VC predicts the motion of the ocean
Australian National University Vice-Chancellor, Professor Ian Young AO, has just published research that will help you every morning with the surf report.
Research led by the Vice-Chancellor will allow oceanographers and meteorologists to better predict the rate at which ocean swells decay, or deteriorate, as they travel across the globe.
"Ocean cargo shipping, offshore oil and gas production, and even recreational activities such as surfing, are all dependent on wave action," says Professor Young.
"It is therefore critical that we are able to predict swell."
It is estimated that 75 per cent of waves across the world are not actually generated by local winds. Instead, they are driven by distant storms which propagate as swell.
"Imagine you drop a rock in a pond. Waves radiate out from the rock. You don't need anything to push the waves. Once generated, they propagate by themselves.
"So, for most of the Indian, Pacific and South Atlantic oceans, it is actually the weather in the Southern Ocean thousands of kilometres away that dominates the wave conditions," explains Professor Young.
"The Southern Ocean is dominated by big low pressure systems that move across it year round. These systems generate waves that then grow and can travel tens of thousands of kilometres from where they were actually formed, to crash on a beach in Australia."
Professor Young, who is affiliated with the Research School of Earth Sciences, used orbiting satellites to track swell generated in the Southern Ocean and measure the rate of decay as it travelled north towards Australia.
The results showed that the decay of the swell depends on how steep the wave actually is.
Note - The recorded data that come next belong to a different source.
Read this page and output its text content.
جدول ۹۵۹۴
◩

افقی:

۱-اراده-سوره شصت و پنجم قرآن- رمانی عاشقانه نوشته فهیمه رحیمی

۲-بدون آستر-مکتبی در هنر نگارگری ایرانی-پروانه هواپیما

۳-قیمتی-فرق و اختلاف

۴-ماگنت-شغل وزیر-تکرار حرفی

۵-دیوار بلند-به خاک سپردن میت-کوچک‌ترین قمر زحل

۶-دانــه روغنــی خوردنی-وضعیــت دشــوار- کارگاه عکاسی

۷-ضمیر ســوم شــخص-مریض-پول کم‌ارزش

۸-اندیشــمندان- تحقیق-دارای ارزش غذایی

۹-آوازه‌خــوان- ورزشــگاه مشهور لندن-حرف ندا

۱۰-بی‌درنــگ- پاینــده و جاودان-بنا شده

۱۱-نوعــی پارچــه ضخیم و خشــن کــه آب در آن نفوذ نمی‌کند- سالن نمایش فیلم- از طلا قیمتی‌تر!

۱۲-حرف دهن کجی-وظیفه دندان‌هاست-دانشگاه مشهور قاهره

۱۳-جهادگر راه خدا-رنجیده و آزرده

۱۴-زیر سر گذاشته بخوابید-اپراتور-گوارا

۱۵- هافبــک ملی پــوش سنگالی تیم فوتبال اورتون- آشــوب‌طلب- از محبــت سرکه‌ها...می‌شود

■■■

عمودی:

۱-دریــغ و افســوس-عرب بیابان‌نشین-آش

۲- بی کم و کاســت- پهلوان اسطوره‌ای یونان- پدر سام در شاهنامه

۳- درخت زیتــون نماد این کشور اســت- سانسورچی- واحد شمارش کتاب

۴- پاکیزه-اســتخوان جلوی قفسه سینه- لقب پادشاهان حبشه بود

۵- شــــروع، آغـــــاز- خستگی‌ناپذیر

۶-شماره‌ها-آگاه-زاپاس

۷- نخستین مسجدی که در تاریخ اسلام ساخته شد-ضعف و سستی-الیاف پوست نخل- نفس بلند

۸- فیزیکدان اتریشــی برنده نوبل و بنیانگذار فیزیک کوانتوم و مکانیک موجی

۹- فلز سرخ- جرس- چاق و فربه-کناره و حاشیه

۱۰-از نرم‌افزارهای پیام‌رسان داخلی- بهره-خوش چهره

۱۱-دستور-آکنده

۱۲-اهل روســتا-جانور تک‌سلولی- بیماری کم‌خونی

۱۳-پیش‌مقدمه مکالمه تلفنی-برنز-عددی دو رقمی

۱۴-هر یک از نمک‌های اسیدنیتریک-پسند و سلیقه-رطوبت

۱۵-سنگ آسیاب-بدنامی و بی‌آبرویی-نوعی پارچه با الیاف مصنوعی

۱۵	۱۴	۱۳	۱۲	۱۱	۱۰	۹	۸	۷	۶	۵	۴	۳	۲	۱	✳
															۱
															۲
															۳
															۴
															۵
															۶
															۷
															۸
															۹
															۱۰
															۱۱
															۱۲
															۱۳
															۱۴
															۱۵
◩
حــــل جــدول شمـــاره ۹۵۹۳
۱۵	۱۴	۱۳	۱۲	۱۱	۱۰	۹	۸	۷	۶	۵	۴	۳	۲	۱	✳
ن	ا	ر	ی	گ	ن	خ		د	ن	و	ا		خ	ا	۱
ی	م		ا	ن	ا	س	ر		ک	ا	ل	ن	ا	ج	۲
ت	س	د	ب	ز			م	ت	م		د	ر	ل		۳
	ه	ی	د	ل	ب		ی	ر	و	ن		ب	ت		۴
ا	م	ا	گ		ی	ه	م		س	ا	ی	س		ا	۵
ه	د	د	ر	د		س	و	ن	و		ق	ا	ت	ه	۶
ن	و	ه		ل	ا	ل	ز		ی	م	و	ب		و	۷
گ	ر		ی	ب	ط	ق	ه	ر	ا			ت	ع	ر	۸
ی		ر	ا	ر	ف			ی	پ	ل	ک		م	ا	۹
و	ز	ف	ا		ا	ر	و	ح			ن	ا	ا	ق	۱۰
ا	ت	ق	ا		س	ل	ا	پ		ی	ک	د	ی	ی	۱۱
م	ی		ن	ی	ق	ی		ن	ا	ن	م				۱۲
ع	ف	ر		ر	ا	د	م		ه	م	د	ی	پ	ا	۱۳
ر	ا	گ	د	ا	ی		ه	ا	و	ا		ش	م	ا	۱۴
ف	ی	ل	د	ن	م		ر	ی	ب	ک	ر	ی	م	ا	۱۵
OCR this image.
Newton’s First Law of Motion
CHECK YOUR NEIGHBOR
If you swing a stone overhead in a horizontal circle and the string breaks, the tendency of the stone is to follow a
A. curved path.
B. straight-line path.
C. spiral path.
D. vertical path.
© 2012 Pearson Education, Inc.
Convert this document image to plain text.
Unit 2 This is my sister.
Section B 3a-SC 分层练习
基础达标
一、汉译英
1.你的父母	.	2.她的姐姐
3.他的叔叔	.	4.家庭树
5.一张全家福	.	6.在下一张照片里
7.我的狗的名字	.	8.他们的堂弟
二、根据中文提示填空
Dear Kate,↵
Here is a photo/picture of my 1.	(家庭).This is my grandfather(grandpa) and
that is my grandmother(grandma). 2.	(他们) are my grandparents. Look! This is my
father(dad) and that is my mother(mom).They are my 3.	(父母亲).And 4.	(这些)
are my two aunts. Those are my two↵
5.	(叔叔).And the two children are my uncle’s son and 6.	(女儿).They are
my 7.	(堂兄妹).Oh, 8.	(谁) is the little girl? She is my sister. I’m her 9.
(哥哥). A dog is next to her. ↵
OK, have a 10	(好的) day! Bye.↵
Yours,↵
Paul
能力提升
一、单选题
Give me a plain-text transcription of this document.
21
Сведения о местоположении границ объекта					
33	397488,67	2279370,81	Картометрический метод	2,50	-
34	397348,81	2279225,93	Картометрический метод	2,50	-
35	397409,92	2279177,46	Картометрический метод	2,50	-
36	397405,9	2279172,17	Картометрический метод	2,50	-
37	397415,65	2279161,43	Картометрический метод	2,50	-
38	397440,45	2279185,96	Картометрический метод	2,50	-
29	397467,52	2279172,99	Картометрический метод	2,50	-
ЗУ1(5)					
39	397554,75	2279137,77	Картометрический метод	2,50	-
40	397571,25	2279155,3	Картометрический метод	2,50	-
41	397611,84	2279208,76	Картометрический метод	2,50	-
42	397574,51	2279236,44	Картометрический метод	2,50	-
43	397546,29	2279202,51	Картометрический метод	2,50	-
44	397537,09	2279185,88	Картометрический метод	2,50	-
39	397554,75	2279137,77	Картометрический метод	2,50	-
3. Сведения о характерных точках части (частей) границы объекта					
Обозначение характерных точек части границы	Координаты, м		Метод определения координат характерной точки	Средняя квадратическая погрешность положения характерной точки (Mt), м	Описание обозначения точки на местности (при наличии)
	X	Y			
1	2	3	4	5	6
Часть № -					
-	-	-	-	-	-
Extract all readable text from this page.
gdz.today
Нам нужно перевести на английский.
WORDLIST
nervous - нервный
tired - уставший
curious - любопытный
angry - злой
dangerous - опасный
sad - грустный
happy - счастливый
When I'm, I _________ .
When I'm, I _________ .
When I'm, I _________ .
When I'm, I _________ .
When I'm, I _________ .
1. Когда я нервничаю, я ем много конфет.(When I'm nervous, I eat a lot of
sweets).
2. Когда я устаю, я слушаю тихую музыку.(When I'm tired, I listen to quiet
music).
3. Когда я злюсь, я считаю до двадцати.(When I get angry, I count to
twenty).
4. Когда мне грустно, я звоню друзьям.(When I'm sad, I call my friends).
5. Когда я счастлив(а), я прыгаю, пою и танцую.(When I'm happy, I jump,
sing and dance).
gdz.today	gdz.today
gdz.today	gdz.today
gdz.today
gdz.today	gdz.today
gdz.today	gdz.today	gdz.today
"Steep waves decay very quickly. However, typical swell is not very steep and can travel across oceanic basins with only a relatively small loss of energy."
Over 200 individual cases were tracked, making this study the first to provide such comprehensive data of this decay.
"What we were able to do is track the swell from the satellite as it moved from the south to the north, some 1400 kilometres. We only chose cases where there was no wind so that we could be confident that all we were measuring was the swell decay.
"We can take these results and put them into a mathematical formula that can be put straight into computer models used by national weather bureaus.
"This will increase our ability to better predict wave action. As 70 per cent of the world's oceans are dominated by swell, it's extremely important to be able to predict them accurately."